A $4.3-million project to redredge shipping channels around the tip of the Interbay Peninsula is expected to keep big ships moving smoothly to and from Port Tampa.
The effort, which began three weeks ago, is considered routine maintenance and should be finished by early next year, said Ron Rutger, project team leader with the U.S. Army Corps of Engineers.
Rutger said the channel closest to Port Tampa, on the west side of the peninsula, has not been redredged in 20 years, allowing silt to build up.
Shipping interests said it wasn't a problem.
"It's got to be done every so often," said Ron Weber, vice president of Tampa Bulk Services, which sends 12 to 15 shiploads of cattle feed to Europe from Port Tampa every year. "It's like potholes in a road."
The work began off Picnic Island Park.
For two weeks, a barge with a crane on board parked a few hundred yards from the pier. The crane's steel maw scooped up dripping masses of bay bottom, one giant bite at a time.

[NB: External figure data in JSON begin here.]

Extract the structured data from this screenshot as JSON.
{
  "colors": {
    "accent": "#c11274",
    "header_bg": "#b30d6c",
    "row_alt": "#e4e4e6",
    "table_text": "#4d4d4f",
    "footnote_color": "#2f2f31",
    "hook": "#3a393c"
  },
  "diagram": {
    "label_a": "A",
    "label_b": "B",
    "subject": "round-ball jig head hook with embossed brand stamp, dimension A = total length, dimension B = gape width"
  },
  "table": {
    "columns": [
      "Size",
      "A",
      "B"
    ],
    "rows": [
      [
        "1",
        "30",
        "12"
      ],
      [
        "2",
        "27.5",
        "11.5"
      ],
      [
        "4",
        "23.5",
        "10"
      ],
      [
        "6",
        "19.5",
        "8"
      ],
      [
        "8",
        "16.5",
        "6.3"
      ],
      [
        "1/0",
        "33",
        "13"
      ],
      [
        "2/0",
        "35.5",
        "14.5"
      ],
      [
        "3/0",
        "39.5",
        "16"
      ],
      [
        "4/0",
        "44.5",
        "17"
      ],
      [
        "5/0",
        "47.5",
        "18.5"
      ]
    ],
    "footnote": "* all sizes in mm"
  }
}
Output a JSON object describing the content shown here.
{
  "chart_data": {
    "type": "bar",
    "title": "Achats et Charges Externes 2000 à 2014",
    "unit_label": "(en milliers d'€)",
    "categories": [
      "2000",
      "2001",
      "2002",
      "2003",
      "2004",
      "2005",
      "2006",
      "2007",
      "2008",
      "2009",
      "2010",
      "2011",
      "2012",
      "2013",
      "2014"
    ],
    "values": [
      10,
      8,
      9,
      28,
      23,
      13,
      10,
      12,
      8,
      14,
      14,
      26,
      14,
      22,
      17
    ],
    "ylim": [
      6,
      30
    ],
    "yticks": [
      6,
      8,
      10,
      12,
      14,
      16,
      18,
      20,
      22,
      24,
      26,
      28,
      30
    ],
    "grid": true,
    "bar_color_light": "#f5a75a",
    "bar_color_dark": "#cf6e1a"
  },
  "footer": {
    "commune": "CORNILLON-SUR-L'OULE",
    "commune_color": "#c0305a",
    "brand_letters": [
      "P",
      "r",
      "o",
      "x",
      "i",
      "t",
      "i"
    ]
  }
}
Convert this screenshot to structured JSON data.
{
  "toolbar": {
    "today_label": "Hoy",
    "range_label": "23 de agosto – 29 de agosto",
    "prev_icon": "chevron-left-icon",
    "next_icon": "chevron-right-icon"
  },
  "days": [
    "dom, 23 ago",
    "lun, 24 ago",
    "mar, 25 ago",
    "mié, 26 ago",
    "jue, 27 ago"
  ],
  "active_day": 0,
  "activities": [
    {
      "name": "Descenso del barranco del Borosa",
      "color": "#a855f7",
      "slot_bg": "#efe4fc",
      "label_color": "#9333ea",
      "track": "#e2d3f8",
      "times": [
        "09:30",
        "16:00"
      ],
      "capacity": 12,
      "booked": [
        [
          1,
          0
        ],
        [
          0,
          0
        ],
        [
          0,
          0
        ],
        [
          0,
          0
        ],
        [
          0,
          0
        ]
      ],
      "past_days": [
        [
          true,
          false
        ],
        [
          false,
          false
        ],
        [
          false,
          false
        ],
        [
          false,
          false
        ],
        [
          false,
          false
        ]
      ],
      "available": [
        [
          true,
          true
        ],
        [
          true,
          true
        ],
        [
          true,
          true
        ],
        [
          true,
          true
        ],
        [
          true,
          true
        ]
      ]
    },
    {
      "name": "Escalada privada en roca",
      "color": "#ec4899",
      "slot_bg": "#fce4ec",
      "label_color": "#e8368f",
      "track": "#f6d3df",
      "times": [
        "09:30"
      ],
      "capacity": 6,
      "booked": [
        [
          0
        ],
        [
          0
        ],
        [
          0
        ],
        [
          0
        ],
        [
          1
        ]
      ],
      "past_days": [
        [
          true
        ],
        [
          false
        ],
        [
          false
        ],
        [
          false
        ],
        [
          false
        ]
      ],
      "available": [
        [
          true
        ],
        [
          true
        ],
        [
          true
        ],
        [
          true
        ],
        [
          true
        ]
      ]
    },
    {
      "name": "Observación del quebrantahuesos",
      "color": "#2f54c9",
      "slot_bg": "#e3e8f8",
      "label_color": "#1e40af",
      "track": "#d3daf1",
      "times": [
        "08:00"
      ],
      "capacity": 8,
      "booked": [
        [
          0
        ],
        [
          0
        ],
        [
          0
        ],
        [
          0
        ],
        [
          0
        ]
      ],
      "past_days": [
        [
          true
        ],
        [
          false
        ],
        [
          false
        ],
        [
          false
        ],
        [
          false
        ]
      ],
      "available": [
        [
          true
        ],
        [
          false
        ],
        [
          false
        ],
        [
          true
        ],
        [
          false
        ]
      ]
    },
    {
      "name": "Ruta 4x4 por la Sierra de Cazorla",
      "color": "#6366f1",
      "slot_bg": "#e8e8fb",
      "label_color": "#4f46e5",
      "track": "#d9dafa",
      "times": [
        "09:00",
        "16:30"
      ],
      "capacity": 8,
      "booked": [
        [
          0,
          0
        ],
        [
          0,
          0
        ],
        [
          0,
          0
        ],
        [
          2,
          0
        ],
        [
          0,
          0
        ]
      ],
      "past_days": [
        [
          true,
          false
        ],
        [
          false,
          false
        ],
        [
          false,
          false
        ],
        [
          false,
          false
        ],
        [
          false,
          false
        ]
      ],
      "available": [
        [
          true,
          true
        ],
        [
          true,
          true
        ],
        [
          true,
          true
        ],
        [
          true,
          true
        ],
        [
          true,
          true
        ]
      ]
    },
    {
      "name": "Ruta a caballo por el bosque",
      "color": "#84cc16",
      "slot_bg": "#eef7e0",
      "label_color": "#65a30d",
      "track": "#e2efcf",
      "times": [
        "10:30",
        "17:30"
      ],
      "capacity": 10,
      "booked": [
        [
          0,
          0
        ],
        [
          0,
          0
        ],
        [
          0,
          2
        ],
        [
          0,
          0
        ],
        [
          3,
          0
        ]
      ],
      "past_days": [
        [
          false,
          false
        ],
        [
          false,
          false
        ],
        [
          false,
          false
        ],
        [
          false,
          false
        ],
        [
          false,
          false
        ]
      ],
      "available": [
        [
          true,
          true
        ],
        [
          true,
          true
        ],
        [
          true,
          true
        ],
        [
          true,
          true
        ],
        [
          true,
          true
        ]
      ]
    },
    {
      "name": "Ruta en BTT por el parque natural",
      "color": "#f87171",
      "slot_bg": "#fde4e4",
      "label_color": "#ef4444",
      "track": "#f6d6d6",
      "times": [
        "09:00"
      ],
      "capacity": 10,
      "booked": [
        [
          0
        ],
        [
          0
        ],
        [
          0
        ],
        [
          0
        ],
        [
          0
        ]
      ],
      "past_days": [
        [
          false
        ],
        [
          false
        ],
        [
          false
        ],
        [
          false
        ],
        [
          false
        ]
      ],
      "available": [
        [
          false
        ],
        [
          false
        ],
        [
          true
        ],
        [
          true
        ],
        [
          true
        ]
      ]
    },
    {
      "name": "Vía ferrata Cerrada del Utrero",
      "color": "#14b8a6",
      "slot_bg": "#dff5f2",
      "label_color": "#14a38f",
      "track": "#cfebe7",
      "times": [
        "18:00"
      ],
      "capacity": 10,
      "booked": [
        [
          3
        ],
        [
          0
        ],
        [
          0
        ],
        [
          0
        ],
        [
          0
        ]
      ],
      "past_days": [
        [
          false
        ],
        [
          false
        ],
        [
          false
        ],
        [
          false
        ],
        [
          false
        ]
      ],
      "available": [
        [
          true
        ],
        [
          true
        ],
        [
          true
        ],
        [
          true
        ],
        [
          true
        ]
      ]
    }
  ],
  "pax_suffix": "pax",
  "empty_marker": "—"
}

Last week, the dredging company _ Lake Michigan Contractors Inc. _ temporarily stopped work near Picnic Island to concentrate on other segments of the project, Rutger said.
Rutger said unexpectedly heavy sand prevented the company from moving as fast as it wanted. Workers will return with additional equipment.
Plans call for removal of 300,000 cubic yards of sand _ enough to fill 17,000 dump trucks. Rutger said the sand will be dredged here and there, along 3 miles of channel, wherever silt has built up.
The existing channels are up to 500 feet wide and 45 feet deep.
On average, four ships a week travel to and from the facilities at Port Tampa, said Capt. Steve Cropper, chairman of the Tampa Bay Pilots Association.
Many are tankers carrying fuel, including jet fuel sent by pipeline from Port Tampa to MacDill Air Force Base.
Cropper said ships also use the channels to carry oil to the Florida Power plant in Pinellas County and coal to TECO's plant near Apollo Beach.
Oil tankers bound for Port Tampa can be up to 680 feet long, Cropper said. Barges moving products for National Gypsum Co. at Port Tampa are up to 750 feet long, he said.
Docks at Port Tampa are privately owned and not overseen by the Tampa Port Authority.
Still, said John Thorington, the authority's government relations director, deeper channels are a plus for anybody moving goods by water.
"It's vital not only to this port, but to ports around the country," he said.
The dredged-up sand may save a man-made lake.
It's being carted to Harbor Isles Lake in Pinellas County, where it will decrease the water level from 30 feet to 10 feet.
Rutger said the lake is plagued by fish kills because it is too deep and water can't circulate properly. Lowering the water depth should fix that problem, he said.